Algérie : l’impatience des investisseurs français

Depuis quelques semaines, les chefs d’entreprises français multiplient les signes d’impatience à l’égard de l’Algérie. Malgré l’évolution positive des relations politiques ces dernières  années entre Alger et Paris, les groupes hexagonaux restent à la traîne en termes de contrats sur le marché algérien. Signe de ce début d’impatience : attendu en décembre prochain à Alger pour une visite d’Etat, Nicolas Sarkozy pourrait, selon nos informations, ne pas être accompagné par une délégation d’hommes d’affaires français.

Certes, la France reste le premier partenaire commercial de l’Algérie. De même que plusieurs groupes français ont remporté récemment quelques privatisations de PME, comme celle que vient de décrocher Saint-Gobain pour 8.89 millions de dollars. « C’est dérisoire. Ce type d’opérations est certes courant en Algérie pour des entreprises françaises mais ce n’est pas cela le business. Du moins, ce n’est pas cela que les patrons français attendent de l’Algérie. Pour l’instant, les entreprises françaises ne se sentent pas particulièrement désirées en Algérie », relativise le PDG d’un groupe industriel implanté en région parisienne.

Pour les patrons français, le constat est sans appel : les contrats les plus importants, notamment dans le secteur de l’énergie, vont aux Américains et aux Britanniques, voire parfois aux Espagnols. « Le gouvernement algérien, pour des raisons que nous ignorons, a beaucoup aidé les Espagnols à s’implanter en Algérie au détriment des groupes français. Pourtant, ces derniers sont toujours très volontaires, comme le montre la proposition d’un partenariat entre GDF et Sonatrach », explique un consultant en stratégie qui conseille des groupes français dans leur stratégie internationale.
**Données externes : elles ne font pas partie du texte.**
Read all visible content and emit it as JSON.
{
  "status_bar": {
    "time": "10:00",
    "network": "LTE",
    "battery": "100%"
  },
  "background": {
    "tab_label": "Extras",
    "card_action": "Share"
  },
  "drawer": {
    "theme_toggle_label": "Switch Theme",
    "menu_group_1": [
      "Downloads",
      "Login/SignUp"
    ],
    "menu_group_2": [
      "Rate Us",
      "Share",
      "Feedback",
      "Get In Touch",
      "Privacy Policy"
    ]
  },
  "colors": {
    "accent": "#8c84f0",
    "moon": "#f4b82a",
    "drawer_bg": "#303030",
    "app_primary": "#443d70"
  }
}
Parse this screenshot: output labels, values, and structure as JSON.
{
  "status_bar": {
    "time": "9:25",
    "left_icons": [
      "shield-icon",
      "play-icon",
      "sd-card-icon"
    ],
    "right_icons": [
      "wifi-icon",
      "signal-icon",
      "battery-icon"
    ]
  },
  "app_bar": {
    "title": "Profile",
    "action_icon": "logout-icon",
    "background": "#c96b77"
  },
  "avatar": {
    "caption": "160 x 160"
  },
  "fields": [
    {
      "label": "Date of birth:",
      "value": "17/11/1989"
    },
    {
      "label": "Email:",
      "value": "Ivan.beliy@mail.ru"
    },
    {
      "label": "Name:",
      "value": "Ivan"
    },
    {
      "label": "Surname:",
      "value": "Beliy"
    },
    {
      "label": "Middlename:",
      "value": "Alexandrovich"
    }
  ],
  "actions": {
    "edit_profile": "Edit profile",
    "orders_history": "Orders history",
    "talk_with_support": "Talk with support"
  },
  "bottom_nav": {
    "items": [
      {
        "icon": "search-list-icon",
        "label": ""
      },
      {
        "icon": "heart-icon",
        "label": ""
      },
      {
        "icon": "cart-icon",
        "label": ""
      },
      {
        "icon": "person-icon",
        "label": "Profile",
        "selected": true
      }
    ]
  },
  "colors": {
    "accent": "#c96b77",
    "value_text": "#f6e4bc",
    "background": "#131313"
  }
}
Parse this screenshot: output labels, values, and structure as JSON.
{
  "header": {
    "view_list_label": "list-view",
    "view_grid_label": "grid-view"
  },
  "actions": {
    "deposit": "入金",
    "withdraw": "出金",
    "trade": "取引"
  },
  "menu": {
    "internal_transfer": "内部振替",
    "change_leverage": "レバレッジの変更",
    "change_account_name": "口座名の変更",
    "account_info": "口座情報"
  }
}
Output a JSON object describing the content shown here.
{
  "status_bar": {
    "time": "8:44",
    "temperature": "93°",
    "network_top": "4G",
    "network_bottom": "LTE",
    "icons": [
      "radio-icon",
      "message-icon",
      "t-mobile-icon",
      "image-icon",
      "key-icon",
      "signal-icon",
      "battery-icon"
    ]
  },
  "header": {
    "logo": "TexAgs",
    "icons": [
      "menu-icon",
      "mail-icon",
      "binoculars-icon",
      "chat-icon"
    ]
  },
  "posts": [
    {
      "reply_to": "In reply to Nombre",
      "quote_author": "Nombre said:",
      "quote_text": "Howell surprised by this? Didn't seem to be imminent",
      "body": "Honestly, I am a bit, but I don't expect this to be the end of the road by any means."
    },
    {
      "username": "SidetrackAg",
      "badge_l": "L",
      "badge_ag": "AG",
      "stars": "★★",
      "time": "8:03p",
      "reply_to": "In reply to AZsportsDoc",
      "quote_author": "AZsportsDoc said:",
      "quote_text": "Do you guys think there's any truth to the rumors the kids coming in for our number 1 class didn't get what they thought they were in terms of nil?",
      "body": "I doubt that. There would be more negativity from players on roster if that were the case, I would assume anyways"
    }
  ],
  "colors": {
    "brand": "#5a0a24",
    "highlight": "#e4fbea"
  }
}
Plusieurs patrons ont été surpris par la réaction algérienne après la décision de Renault d’implanter une usine de montage de voitures au Maroc. « L’Algérie a attribué tous les contrats importantes aux autres pays et elle voudrait que des entreprises françaises la choisissent en priorité au détriment du Maroc où elles ont tous les avantages possibles. C’est incompréhensible ! », souligne le PDG du groupe industriel.

Les patrons français attendent à présent l’attribution de trois appels d’offres dans les prochaines semaines : la privatisation du Crédit populaire d’Algérie (CPA), les construction des deux centrales électriques de Sonelgaz et le projet de protection des frontières. «Ces contrats seront déterminant pour l’avenir des relations économiques algéro-françaises », conclut le consultant.